Europe PMC is the database of life sciences abstracts and full text articles that incorporates both PubMed and PMC content, as well as life sciences preprints. Europe PMC is free to use, is updated daily (currently holding ~45 million abstracts and ~10 million full text articles), and is supported by 35 funders of life sciences research.
In addition to providing powerful search and retrieval mechanisms for the content, we also collaborate with many organisations to integrate the articles with ORCIDs, supporting data, funding information and other resources that provide relevant information for our users.
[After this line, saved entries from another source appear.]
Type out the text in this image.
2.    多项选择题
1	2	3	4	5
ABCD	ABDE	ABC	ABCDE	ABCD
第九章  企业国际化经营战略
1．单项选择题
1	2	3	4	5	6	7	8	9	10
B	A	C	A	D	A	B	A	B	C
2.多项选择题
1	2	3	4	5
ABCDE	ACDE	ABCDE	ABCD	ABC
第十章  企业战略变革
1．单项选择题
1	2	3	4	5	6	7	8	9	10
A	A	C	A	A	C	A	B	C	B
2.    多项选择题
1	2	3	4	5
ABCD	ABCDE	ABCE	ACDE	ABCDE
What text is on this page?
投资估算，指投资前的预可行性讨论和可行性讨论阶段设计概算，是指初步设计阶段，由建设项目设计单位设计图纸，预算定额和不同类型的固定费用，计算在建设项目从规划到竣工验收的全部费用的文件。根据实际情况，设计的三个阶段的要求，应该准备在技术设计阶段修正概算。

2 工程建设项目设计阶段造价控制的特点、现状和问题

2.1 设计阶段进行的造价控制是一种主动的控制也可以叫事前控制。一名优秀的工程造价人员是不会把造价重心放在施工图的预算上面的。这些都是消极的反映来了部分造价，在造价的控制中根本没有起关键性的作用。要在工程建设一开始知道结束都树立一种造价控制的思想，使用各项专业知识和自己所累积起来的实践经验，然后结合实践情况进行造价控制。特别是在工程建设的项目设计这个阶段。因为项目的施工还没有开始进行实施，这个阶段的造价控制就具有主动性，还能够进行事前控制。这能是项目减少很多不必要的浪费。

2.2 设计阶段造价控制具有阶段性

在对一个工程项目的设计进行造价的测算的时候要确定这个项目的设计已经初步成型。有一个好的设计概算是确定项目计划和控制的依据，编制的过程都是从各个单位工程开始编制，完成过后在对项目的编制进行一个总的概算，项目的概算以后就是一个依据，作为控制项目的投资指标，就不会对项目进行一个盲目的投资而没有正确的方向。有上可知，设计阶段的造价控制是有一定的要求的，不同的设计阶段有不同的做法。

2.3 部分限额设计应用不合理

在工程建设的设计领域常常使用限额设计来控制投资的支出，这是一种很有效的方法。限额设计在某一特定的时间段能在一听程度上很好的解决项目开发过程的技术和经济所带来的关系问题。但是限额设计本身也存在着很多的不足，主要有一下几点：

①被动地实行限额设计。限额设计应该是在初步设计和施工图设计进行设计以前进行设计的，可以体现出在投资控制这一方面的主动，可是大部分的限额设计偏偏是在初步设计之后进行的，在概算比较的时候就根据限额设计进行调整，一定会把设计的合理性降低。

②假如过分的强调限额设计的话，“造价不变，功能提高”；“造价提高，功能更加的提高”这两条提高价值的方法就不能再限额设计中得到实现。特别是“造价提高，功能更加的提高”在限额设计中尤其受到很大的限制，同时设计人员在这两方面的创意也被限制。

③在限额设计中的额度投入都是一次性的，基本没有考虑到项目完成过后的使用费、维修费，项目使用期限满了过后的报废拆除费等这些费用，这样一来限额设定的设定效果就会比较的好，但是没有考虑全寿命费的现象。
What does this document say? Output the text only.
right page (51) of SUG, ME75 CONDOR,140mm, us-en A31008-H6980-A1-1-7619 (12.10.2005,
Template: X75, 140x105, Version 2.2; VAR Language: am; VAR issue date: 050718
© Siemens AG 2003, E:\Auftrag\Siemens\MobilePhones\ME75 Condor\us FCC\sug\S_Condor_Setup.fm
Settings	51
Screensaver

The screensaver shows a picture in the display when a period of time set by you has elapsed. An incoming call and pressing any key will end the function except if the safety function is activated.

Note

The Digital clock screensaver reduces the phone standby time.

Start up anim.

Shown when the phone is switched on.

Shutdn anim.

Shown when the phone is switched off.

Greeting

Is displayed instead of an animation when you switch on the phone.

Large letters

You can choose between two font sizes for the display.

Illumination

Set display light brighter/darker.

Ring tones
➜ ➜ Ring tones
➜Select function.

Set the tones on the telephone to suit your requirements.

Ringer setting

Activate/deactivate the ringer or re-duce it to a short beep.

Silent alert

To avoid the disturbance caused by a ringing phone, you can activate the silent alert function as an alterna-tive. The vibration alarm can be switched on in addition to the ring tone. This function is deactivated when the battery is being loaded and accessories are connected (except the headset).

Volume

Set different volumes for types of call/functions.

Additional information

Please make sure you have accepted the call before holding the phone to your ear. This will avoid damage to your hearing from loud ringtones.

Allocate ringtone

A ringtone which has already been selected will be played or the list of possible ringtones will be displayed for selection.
Finally, we engage with the text mining community to maximise exposure and reuse of their work to improve search and browse systems.
The role
We require a Data Analyst to join the Literature services team here at EMBL-EBI. In this role you will will interact with the team (Team Leader, Developers, Product team, Community Manager and Content Specialists) in an Agile environment to help us ensure data quality (structured metadata of literature content and cross linking of literature to other data using persistent identifiers, gathered from multiple sources) across all of our services.
Through analysis of those data we expect to recognise trends in scientific publishing, emerging standards, and potential new sources of data linking. This role will assist us to ensure that we are responsive to innovations in publishing, both scientific and technical, enable us to extend our collaboration network, and improve services for our users.
We are therefore looking for a versatile data/ research analyst to elicit stories from the data in Europe PMC and translate these insights into potential actions. As well as having the technical skills to manipulate large datasets, you will need to have a curiosity-driven mode of operation and a desire to share the insights discovered with both the technical team, in order to improve the user experience, and colleagues more broadly in the field, in order to extend collaborative activities.
- Scope new sources of content and linked metadata, translating the opportunities into specifications for technical staff. Will involve working with new and varied data in both structured and unstructured forms
- Make recommendations on data management, quality improvements, or development opportunities to the technical team
- Provide analytics on incoming content and related linked scientific outputs regarding the uptake and implementation of new publishing trends and standards e.g. data and software citation, linked persistent identifiers such as ORCID, ROR, Accessions and DOIs
- Provide content-based analysis to inform decisions and for reporting and publishing purposes
- With the product team, analyse web analytics and gather insights on user behaviour on the website
- Develop dashboards to assist Europe PMC Funders and Europe PMC team leader to monitor Open Science trends through the integrated data sources available
- Work with EMBL’s Office for Scientific Information Management and Strategy teams to provide solutions for their data requirements
- Periodically write reports/papers on the latest activities of the group
- Outreach to aligned projects and resources in the scholarly communications ecosystem and represent Europe PMC at workshops and meetings, as appropriate
You have
- Undergraduate degree in a related field, or an equivalent qualification or professional experience
- Experience analysing the results of large datasets, including producing plots with Python or R
- Willingness to contribute to pipeline development in step with the standard procedures and timelines of the wider Europe PMC project
- Willingness to work as part of a collaborative team to identify issues, discuss solutions and refine details to reach our high-level requirements and goals
- Excellent communication and presentation skills
You might also have
- Good understanding of Open Science policies and what data science can achieve to support monitoring of adherence to new policies
- Ability to use collaborative software environments like Git
- Experience with Data Analysis using PostgreSQL and SQL
- Experience with linked data, RDF, MongoDB, Graph databases (e.g.: Neo4J), Triple store technologies
- Experience using open source data analytics tools, such as Matomo
- Experience working in an open source environment
Benefits
- Financial incentives: Monthly family, child and non-resident allowances, annual salary review, pension scheme, death benefit, long-term care, accident-at-work and unemployment insurances
- Flexible working arrangements, including spending at least 2 days in the office per week
- Private medical insurance for you and your immediate family (including all prescriptions and generous dental & optical cover)
- Generous time off: 30 days annual leave per year, in addition to eight bank holidays
- Relocation package including installation grant (if required)
- Campus life: Free shuttle bus to and from work, on-site library, subsidised on-site gym and cafeteria, casual dress code, extensive sports and social club activities (on campus and remotely)
- Family benefits: On-site nursery, 10 days of child sick leave, generous parental leave, holiday clubs on campus and monthly family and child allowances
- Benefits for non-UK residents: Visa exemption, education grant for private schooling, financial support to travel back to your home country every second year and a monthly non-resident allowance.